One scene in particular that boasts the planet's richness is when Davidge (the human) tracks down the crashed Drac ship. As he follows the cloud of smoke we get a montage showing the pilot wandering through volcanic mountains and rocky hills, all while beneath a deep red sky. The world feels real and that can't be said for a lot of fantasy films.
2. The Characters
Unlike most sci-fi films at the time (and even today arguably), Enemy Mine has a restricted setting and focuses almost entirely on two characters. Our protagonists are quite hard to like at first. Davidge comes across as a bloodthirsty bigot, while Jeriba is an aggressive reptilian monster. As the film progresses they look past each other’s differences and eventually revealing that they are heartfelt people.
This is can be seen in a particular scene where the couple are working on a shelter. The pilots are arguing about their religions again when, in a sudden act of empathy, Jeriba apologizes for his comments. Reluctantly, Davidge also apologizes for his comments. Jerbia then begins to teach Davidge his language and faith. This is a genuinely touching scene that should give the film a broader appeal beyond cult sci-fi fandom.
3. The Twists And Turns
I think survival stories are pretty difficult to write considering the limited setting. Keeping the plot both compelling and believable would be hard, hence most survival stories are known for having weak third acts. Many have criticized Enemy Mine for having a similarly poor climax.
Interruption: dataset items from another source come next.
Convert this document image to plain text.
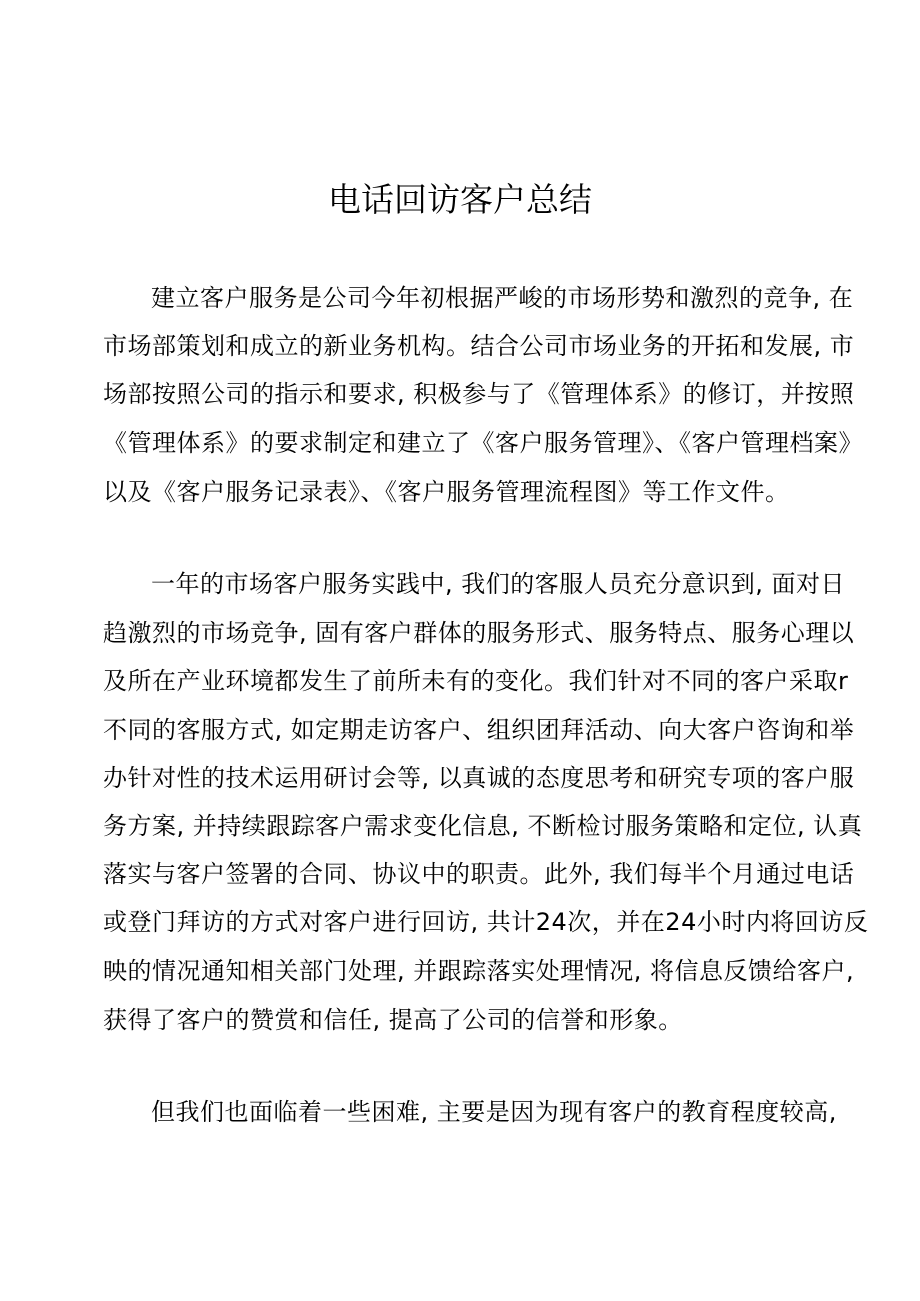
电话回访客户总结

建立客户服务是公司今年初根据严峻的市场形势和激烈的竞争, 在

市场部策划和成立的新业务机构。结合公司市场业务的开拓和发展, 市

场部按照公司的指示和要求, 积极参与了《管理体系》的修订，并按照

《管理体系》的要求制定和建立了《客户服务管理》、《客户管理档案》

以及《客户服务记录表》、《客户服务管理流程图》等工作文件。

一年的市场客户服务实践中, 我们的客服人员充分意识到, 面对日

趋激烈的市场竞争, 固有客户群体的服务形式、服务特点、服务心理以

及所在产业环境都发生了前所未有的变化。我们针对不同的客户采取r

不同的客服方式, 如定期走访客户、组织团拜活动、向大客户咨询和举

办针对性的技术运用研讨会等, 以真诚的态度思考和研究专项的客户服

务方案, 并持续跟踪客户需求变化信息, 不断检讨服务策略和定位, 认真

落实与客户签署的合同、协议中的职责。此外, 我们每半个月通过电话

或登门拜访的方式对客户进行回访, 共计24次，并在24小时内将回访反

映的情况通知相关部门处理, 并跟踪落实处理情况, 将信息反馈给客户,

获得了客户的赞赏和信任, 提高了公司的信誉和形象。

但我们也面临着一些困难, 主要是因为现有客户的教育程度较高,
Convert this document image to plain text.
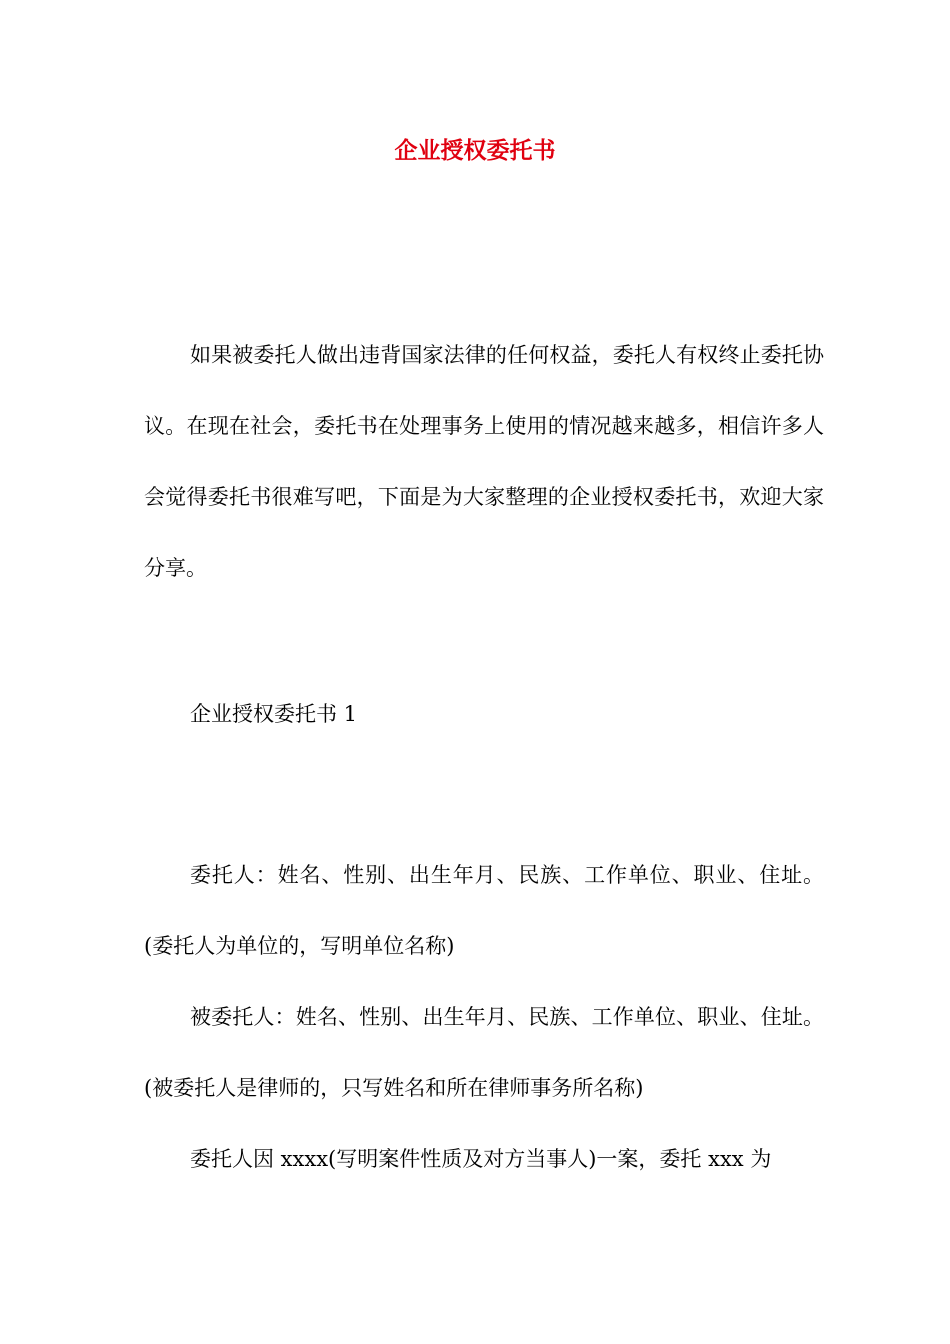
企业授权委托书

如果被委托人做出违背国家法律的任何权益，委托人有权终止委托协议。在现在社会，委托书在处理事务上使用的情况越来越多，相信许多人会觉得委托书很难写吧，下面是为大家整理的企业授权委托书，欢迎大家分享。

企业授权委托书 1

委托人：姓名、性别、出生年月、民族、工作单位、职业、住址。(委托人为单位的，写明单位名称)

被委托人：姓名、性别、出生年月、民族、工作单位、职业、住址。(被委托人是律师的，只写姓名和所在律师事务所名称)

委托人因 xxxx(写明案件性质及对方当事人)一案，委托 xxx 为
Without getting into spoilers, I think Enemy Mine’s third act is actually very creative. It introduces a powerful antagonist that poses a great threat to the characters we’ve grown to love. Additionally, it maintains the film’s theme of conquering xenophobia through understanding so, thematically, it’s not that far-fetched. The film should have a greater legacy for just avoiding the trap most survival films fall into.
Overall, Enemy Mine is a great, emotionally engaging sci-fi drama that deserves a bigger audience. It didn’t do well at the box office when it came out, hence its obscurity, but recently it got a Blu-ray release. Why not check it out this Christmas? It’s worth it for the reasons above — and more.
What other sci-fi movies from the '80s do you consider classics?